BAPTISM - WAY BACK THEN, THEN, AND NOW
THEN. . .
Much of what follows is from the excellent historical work by Edith Gibson in 1961. Additions by the present commentator are in italics.
The Baptist movement was a frontier movement, often preceding rather than following territorial expansion. Near a little town now known as Camp Verde, before a congregation of Indians, cowboys, soldiers, a few ranchers, under a cottonwood tree, James Bristow, on October 9, 1875, preached the first Baptist sermon in Arizona. Since Camp Verde (still there, just off I-19 on the way to Flagstaff ) is located on the banks of the Verde River (which gives the whole area the name of Verde Valley), it is probable that one or more baptisms was held thereafter in the Verde River. Around 1880 churches were organized in various communities, including Phoenix, Prescott, and Tucson. The words of the two baptismal questions, "Do you believe" and "Have you invited", thus began to echo across the territory of Arizona.
About 1900 a small group of Christian people living in the village of Scottsdale organized and conducted a community Sunday school. There were approximately twenty-five of these people, including five Methodists and two Presbyterians. The rest were Baptist. During several of these years, V. A. Vanderhoof, then a Methodist, superintended this school.
As stated before, First Baptist Church of Scottsdale was organized on June 12, 1912 in âthe Little Red Schoolhouse." Rev. Limon Trumbull was selected as the first pastor of FBCS. Pastor Trumbull was crippled and otherwise apparently not in good health, dying early in 1911.
Before Trumbull's death, however, William J. Gordon, a Colporteur missionary who had been transferred from New Mexico to Arizona conducted the first evangelistic meeting for the Scottsdale group. The date of this evangelistic meeting is not known. He was entertained in the Vanderhoof home, and on the last night of the meetings, V. A. Vanderhoof presented himself as a candidate for membership. The following Easter Sunday, which would have been Easter, 1911, the first baptismal services for the new church group were held. Those baptized were Verner A. Vanderhoof, his wife Jane, their daughter May, and a man named Whitney. Very likely, this was the first time the two questions resounded in Scottsdale.
The baptism took place in an irrigation ditch located at the corner of Scottsdale and Indian School Roads, near the present site of the Valley Bank. Incidentally, this place continued to be used for baptismal purposes for many years. The gate could be raised to let in water and closed at the corner, thus regulated to suit the purpose. "A History of First Baptist Church of Scottsdale", Arizona by Edith L. Gibson, 1961.

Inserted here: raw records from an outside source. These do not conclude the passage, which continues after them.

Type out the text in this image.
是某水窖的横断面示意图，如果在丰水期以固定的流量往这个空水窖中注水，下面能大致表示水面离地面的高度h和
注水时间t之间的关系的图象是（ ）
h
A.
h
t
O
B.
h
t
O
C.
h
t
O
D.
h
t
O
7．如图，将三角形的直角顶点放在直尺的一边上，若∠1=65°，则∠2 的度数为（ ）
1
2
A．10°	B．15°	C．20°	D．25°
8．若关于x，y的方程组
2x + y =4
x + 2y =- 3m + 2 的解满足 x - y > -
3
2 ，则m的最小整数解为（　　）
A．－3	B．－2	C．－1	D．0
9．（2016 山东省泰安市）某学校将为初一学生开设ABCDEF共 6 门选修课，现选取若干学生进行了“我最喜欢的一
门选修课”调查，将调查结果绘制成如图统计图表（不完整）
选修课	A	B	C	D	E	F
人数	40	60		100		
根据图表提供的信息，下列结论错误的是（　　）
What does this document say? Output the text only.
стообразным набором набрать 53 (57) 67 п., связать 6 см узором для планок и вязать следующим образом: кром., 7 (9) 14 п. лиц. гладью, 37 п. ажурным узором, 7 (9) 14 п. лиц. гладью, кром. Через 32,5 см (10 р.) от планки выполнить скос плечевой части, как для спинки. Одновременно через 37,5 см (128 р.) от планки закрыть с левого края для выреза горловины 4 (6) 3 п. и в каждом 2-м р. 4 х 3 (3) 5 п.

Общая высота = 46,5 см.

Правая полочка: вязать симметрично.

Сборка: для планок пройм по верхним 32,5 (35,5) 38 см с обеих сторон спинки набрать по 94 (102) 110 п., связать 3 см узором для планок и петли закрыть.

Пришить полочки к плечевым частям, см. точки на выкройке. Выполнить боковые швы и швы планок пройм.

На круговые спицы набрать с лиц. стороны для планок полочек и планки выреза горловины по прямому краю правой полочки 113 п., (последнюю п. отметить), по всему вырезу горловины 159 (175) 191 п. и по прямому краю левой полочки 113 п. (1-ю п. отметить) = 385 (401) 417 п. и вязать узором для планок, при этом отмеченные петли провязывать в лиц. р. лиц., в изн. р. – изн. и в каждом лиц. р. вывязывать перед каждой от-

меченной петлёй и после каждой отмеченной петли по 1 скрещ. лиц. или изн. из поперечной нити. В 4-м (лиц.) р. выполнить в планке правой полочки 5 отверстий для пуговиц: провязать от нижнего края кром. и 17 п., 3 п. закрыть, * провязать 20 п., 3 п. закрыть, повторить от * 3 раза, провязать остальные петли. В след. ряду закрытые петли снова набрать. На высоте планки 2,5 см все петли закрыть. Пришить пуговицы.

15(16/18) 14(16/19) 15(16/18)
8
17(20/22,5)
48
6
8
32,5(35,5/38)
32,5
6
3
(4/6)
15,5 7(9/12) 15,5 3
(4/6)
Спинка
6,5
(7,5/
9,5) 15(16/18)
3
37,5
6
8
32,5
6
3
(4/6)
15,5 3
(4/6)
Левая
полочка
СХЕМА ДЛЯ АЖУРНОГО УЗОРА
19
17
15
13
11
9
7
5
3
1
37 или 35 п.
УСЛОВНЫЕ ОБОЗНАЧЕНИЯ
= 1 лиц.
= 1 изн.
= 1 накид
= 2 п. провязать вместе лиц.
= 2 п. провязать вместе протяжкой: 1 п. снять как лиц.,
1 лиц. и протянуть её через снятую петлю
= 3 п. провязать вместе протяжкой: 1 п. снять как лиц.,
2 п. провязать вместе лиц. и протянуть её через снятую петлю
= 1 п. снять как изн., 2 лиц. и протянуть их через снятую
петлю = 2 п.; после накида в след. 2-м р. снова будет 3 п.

On the Wednesday morning following this Easter Sunday, Rose Trumbull, the daughter, found Rev. Limon Trumbull dead in his bed.

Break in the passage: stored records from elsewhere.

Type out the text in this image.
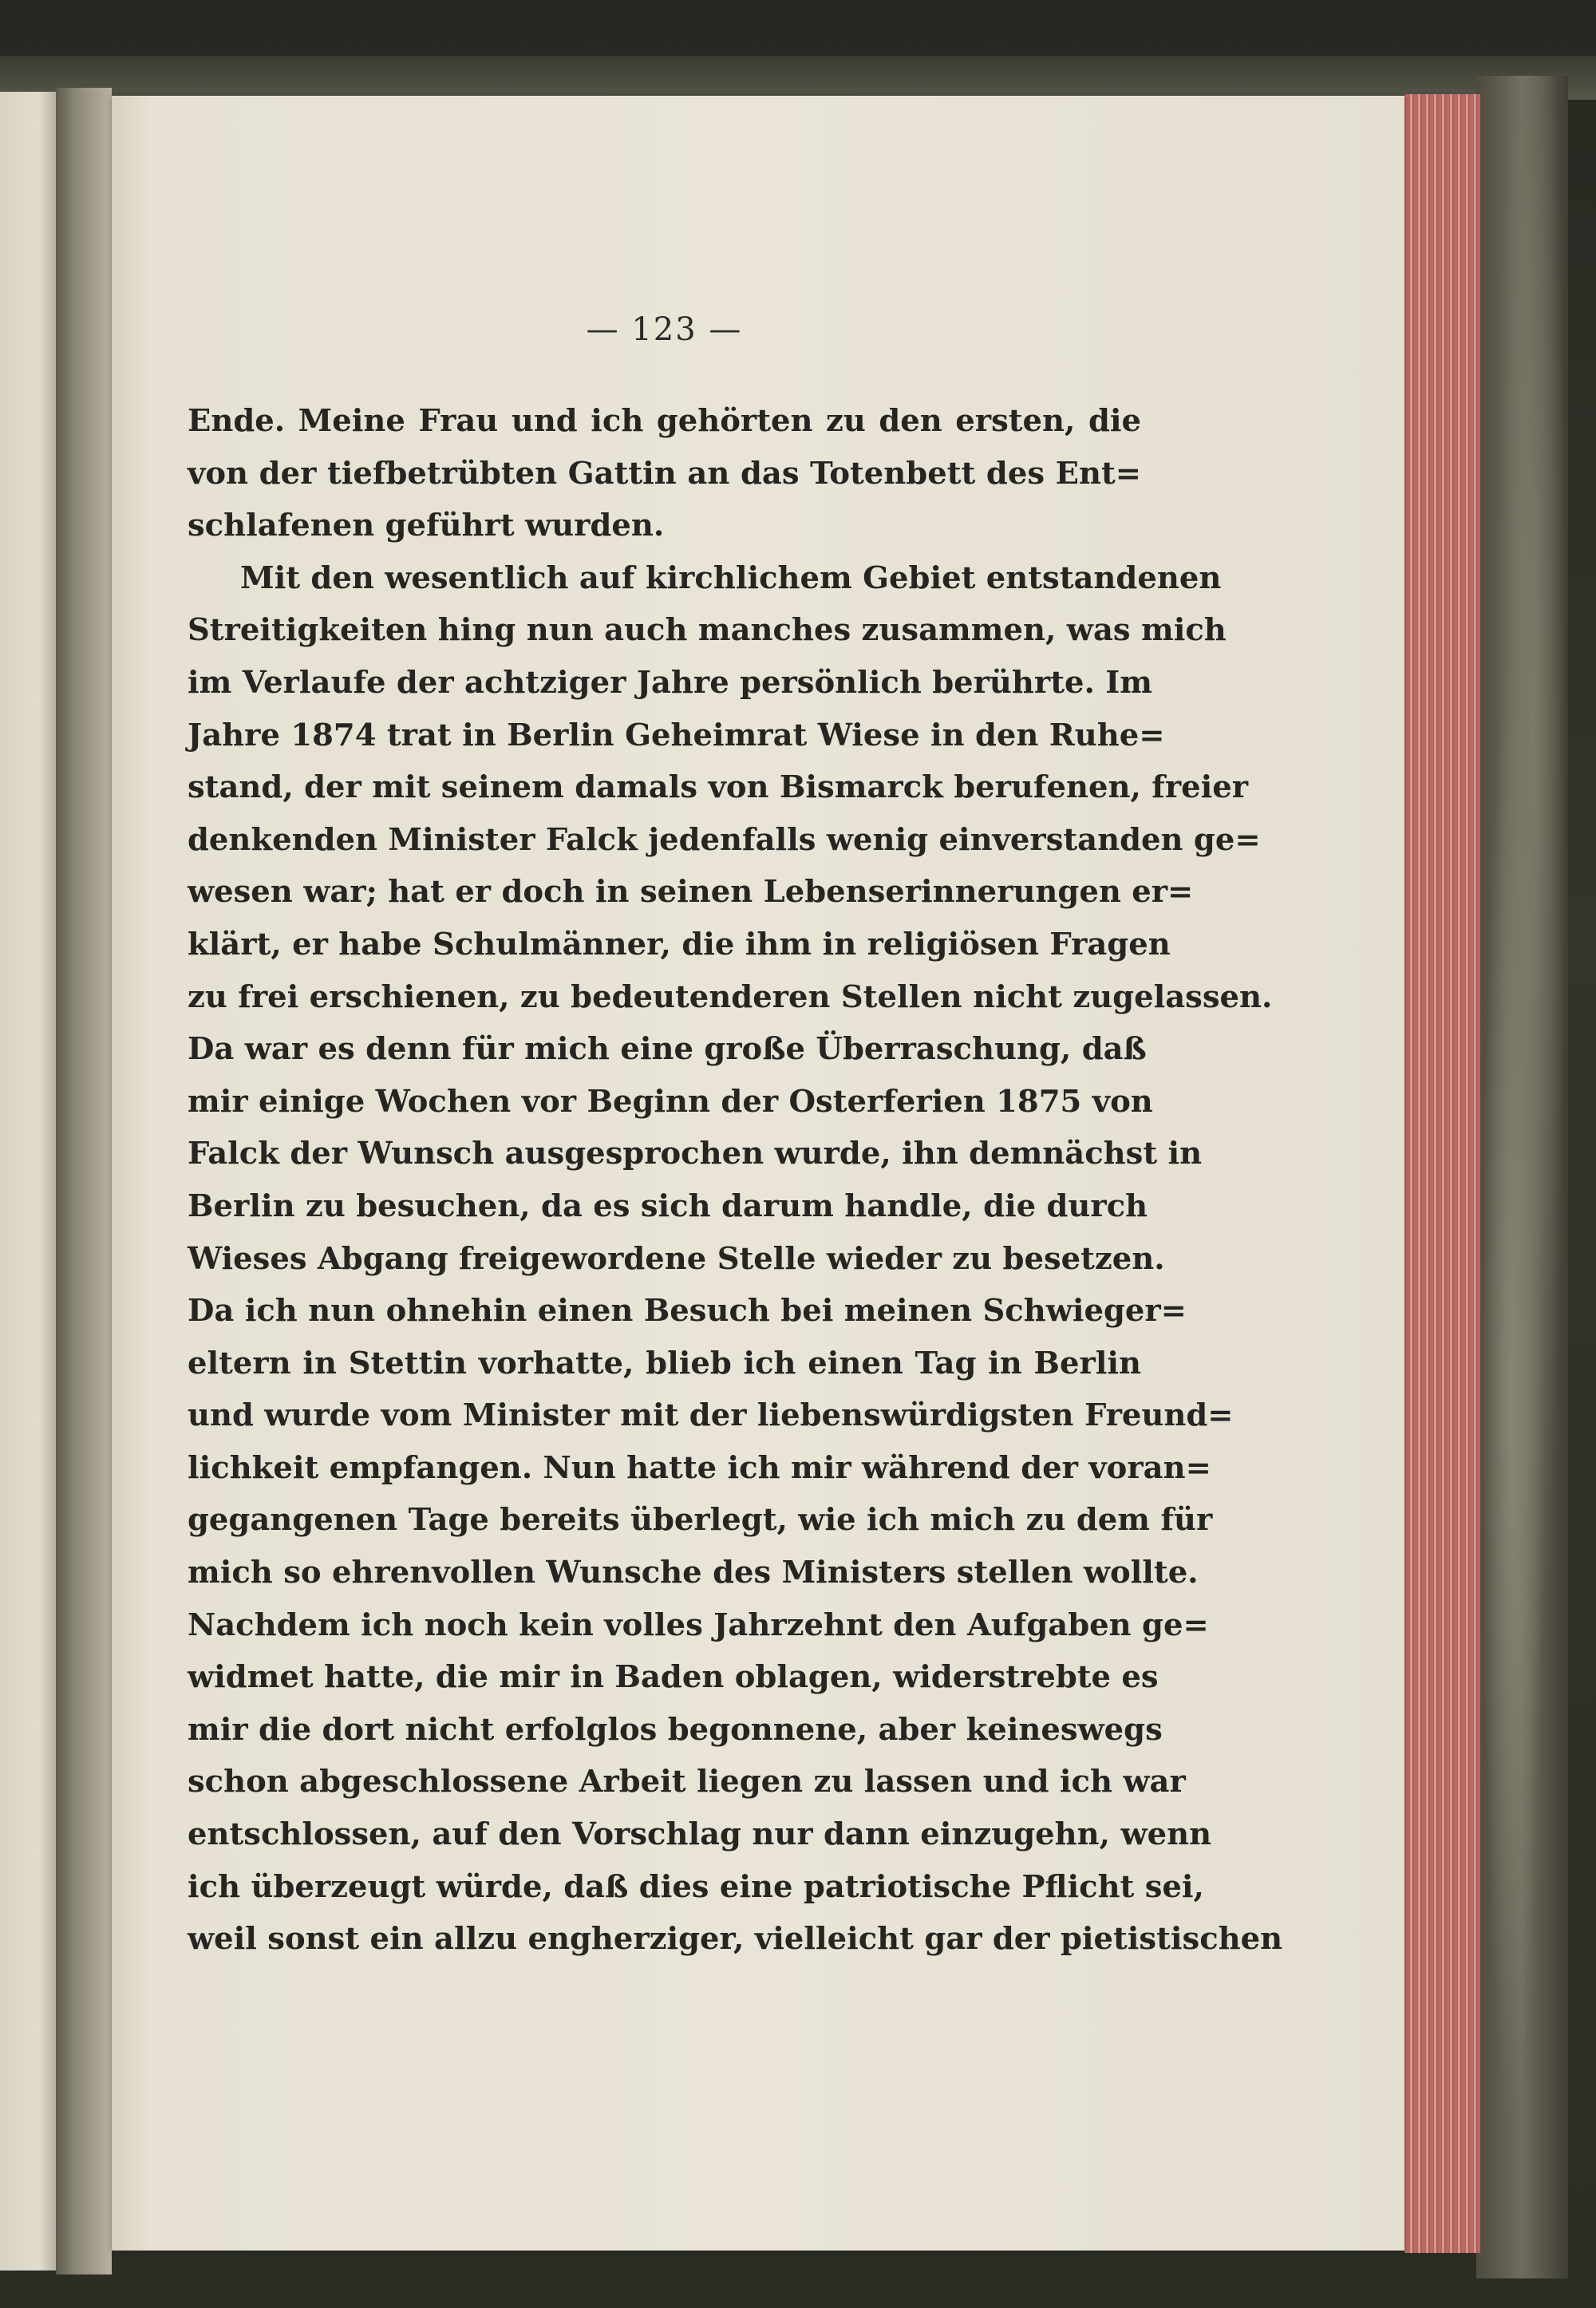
— 123 —
Ende. Meine Frau und ich gehörten zu den ersten, die
von der tiefbetrübten Gattin an das Totenbett des Ent=
schlafenen geführt wurden.
Mit den wesentlich auf kirchlichem Gebiet entstandenen
Streitigkeiten hing nun auch manches zusammen, was mich
im Verlaufe der achtziger Jahre persönlich berührte. Im
Jahre 1874 trat in Berlin Geheimrat Wiese in den Ruhe=
stand, der mit seinem damals von Bismarck berufenen, freier
denkenden Minister Falck jedenfalls wenig einverstanden ge=
wesen war; hat er doch in seinen Lebenserinnerungen er=
klärt, er habe Schulmänner, die ihm in religiösen Fragen
zu frei erschienen, zu bedeutenderen Stellen nicht zugelassen.
Da war es denn für mich eine große Überraschung, daß
mir einige Wochen vor Beginn der Osterferien 1875 von
Falck der Wunsch ausgesprochen wurde, ihn demnächst in
Berlin zu besuchen, da es sich darum handle, die durch
Wieses Abgang freigewordene Stelle wieder zu besetzen.
Da ich nun ohnehin einen Besuch bei meinen Schwieger=
eltern in Stettin vorhatte, blieb ich einen Tag in Berlin
und wurde vom Minister mit der liebenswürdigsten Freund=
lichkeit empfangen. Nun hatte ich mir während der voran=
gegangenen Tage bereits überlegt, wie ich mich zu dem für
mich so ehrenvollen Wunsche des Ministers stellen wollte.
Nachdem ich noch kein volles Jahrzehnt den Aufgaben ge=
widmet hatte, die mir in Baden oblagen, widerstrebte es
mir die dort nicht erfolglos begonnene, aber keineswegs
schon abgeschlossene Arbeit liegen zu lassen und ich war
entschlossen, auf den Vorschlag nur dann einzugehn, wenn
ich überzeugt würde, daß dies eine patriotische Pflicht sei,
weil sonst ein allzu engherziger, vielleicht gar der pietistischen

The irrigation box on the southeast corner of Scottsdale Road and Indian School continued to be used by the church until sometime in the 1930's. About 1916, in addition to the previous photo of the Fred Mathis 1920 baptism, we are blessed with this photo of Rev. R.P.Pope baptizing Manuel Wellington, a Pima Indian. Without a doubt, the questions "Do you believe Jesus Christ died to take away our sins?", and: "Have you invited Christ into your heart as your personal Savior?", were heard by those standing by as witnesses.
The River Jordan as it leaves the Sea of Galilee.
Neither the date nor year is known, but at some point, probably in the late 1920's, and certainly before 1934, the church determined that "The Old Swimming Hole" would be a better place to hold baptisms. Fed by a county owned well (which we have not be able to locate), this was located on McDowell Road near either Miller Road or Hayden Road. Apparently this location earlier became The Old Swimming Hole because it was known to contain very cool water which would have been a luxury in Arizona in the summer in the 1930's, or actually, any summer since then!
Here, on October 7, 1934, Rev. Fred Mathis asked the two questions at least three times. First was to his daughter Edna, whose mother, May Vanderhoof Mathis, was one of the children in the foreground of the earlier photo of "The Little Red Schoolhouse"
Next, Rev. Mathis asked the questions of Mary Jane Zimmerman, whose mother was a founding member of the church. Mary Jane later married Charles Lewis, and both were long time members of FBCS.
And finally, so far as the photos of that day inform us, the questions were asked of Alvin Brown who was also probably shown at a far younger age as a student of "The Little Red Schoolhouse." He may also have been the Alvin Brown who was a founding member of the church.
During the pastorate of Ed Lester who succeeded Fred Mathis, the south end of the building was extended, a baptistery installed, and a parsonage built at 53 West First Avenue. This was probably in the 1940's. At the time, Scottsdale used a different street numbering system than at the present time, so the parsonage address then is not a present day "53 West First Avenue." Since the installation of the baptistery in the original church, each sanctuary since has an indoor baptistery.